Your Song Will Play On
Yesterday a sweet friend said goodbye. Sometimes it’s so hard to accept the changes life brings.
No more running into her at all the familiar places: carpool lines, back-to-school nights and the neighborhood walks you loved. No more meeting for coffee and catching up on life. No more of all the wisdom and humor she brought to those she loved and those who loved her. She’s gone.
Our poor girl. I thought you were okay. We all did.
No one knew you were barely clinging to a tether that was more and more tattered with each passing day. Who would have even known? We all watched you continue to be heroic in conquering cancer that threatened to take you down. Twice you bravely endured all that was necessary to eradicate this savage disease. Evidently, it took more from you than anyone realized.

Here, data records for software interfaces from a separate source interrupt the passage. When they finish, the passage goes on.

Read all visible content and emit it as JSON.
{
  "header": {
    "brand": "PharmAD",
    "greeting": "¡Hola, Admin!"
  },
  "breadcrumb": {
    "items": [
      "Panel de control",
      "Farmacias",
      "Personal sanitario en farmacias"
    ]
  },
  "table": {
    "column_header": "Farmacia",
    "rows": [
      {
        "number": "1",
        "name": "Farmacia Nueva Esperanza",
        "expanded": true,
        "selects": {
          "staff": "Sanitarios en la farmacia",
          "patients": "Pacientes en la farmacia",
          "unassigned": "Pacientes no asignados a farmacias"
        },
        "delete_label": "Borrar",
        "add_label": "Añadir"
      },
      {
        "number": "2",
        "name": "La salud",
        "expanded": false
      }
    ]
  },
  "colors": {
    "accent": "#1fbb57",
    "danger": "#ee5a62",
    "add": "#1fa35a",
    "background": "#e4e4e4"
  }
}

To those on the fringes of your life, you still looked like you and sounded like you. When all was said and done, you still had your life, yet you lost the part of your world that was worth living and fighting for. The courage and gumption you displayed always made me wonder how you marched on. It was as if you wrote the music and became the conductor. Through progressive challenges, you never skipped a beat. But then the music stopped. Your life became a slow, steady, silent stumble.

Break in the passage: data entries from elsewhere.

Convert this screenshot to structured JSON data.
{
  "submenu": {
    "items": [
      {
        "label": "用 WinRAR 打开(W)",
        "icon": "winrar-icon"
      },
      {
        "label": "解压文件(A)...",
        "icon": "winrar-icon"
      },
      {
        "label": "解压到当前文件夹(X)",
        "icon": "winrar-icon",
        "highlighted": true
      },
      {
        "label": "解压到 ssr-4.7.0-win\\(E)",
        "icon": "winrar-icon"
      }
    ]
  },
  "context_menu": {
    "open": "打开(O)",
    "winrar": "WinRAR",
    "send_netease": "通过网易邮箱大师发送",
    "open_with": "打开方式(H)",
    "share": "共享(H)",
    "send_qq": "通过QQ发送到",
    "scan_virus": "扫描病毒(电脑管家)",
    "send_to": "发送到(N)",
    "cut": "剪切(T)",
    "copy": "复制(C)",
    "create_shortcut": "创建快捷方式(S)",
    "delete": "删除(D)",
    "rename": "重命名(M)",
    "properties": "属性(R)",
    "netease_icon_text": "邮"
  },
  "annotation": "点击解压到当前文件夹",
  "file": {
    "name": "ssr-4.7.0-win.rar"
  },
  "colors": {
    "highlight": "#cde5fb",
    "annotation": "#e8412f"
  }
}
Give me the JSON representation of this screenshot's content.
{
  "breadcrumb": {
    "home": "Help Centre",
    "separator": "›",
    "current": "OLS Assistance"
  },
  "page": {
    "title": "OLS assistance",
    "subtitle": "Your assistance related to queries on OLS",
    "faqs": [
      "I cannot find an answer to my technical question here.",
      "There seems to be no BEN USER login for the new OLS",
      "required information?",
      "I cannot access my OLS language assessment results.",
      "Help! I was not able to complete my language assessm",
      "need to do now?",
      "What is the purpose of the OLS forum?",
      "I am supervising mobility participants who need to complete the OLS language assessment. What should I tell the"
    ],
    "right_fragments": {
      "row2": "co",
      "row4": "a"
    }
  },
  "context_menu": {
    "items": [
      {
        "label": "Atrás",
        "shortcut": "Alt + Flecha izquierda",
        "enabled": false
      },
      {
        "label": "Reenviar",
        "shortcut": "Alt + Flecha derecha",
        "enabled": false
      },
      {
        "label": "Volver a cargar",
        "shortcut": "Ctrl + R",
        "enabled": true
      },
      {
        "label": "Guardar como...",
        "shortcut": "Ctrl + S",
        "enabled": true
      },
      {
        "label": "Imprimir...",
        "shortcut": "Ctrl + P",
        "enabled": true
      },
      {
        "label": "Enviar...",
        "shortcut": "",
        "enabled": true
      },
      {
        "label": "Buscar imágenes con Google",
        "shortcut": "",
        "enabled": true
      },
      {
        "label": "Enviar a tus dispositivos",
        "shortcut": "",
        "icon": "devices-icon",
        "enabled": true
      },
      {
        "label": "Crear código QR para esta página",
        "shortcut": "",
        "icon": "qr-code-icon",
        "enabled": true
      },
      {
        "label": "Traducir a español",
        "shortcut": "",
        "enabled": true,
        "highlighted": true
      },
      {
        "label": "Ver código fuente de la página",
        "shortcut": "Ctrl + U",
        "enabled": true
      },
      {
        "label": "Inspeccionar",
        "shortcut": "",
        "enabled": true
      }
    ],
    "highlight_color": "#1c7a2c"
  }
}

Cutting through the silence was the maddening voice of depression. That constant cacophony that could not be tuned out. Such a stubborn clawing at your soul. Depression is such a brilliant debater- there to remind us we don’t matter and we never really did. No one truly cares about us; we are a burden. Each time a semblance of hopefulness crept in, it was chased away by the rabid dogs of this heinous mental illness, this sick and selfish robber of joy. Downright determined to take us down, it goes where we do, and never leaves our side. Persistent and perseverant, it befriends and belittles simultaneously. It builds a fence around us, keeping others out while isolating us, its victims, from those who might have saved us.

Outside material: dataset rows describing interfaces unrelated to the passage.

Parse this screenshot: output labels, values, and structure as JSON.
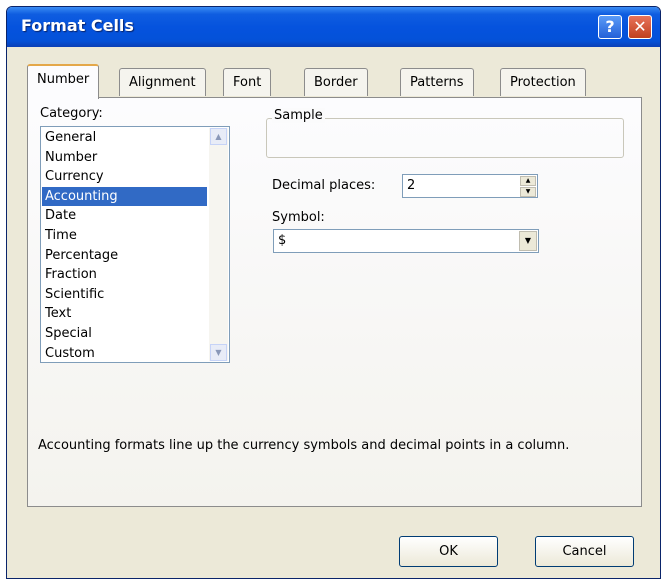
{
  "window": {
    "title": "Format Cells",
    "help_label": "?",
    "close_label": "✕"
  },
  "tabs": [
    {
      "label": "Number",
      "active": true
    },
    {
      "label": "Alignment",
      "active": false
    },
    {
      "label": "Font",
      "active": false
    },
    {
      "label": "Border",
      "active": false
    },
    {
      "label": "Patterns",
      "active": false
    },
    {
      "label": "Protection",
      "active": false
    }
  ],
  "category": {
    "label": "Category:",
    "items": [
      "General",
      "Number",
      "Currency",
      "Accounting",
      "Date",
      "Time",
      "Percentage",
      "Fraction",
      "Scientific",
      "Text",
      "Special",
      "Custom"
    ],
    "selected": "Accounting"
  },
  "sample": {
    "label": "Sample",
    "value": ""
  },
  "decimal_places": {
    "label": "Decimal places:",
    "value": "2"
  },
  "symbol": {
    "label": "Symbol:",
    "value": "$"
  },
  "description": "Accounting formats line up the currency symbols and decimal points in a column.",
  "buttons": {
    "ok": "OK",
    "cancel": "Cancel"
  },
  "colors": {
    "titlebar": "#0553de",
    "selection": "#316ac5",
    "dialog_bg": "#ece9d8"
  }
}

No one knew, not even your own family. But your loss leads us to reach out and save others from your destiny. In your death, you will save lives. That very quiet noise of deep depression has inadvertently led to a loud voice we will ensure many will hear.
I know heaven will be kind to you and care for your weary soul. Surely the universe will look out for your husband and children. You did the best you could. And now, in the stillness of the night when your loss leads to a dark, desperate silence, a new morning promises to bring resilience and light that your absence cannot hinder.
Petrina, your music will once again play for the many who loved and adored you. Let your beautiful new wings fly you to where you can make a difference wherever you are. We will remember you- and remind others that there is always hope. Rest In Peace, my friend.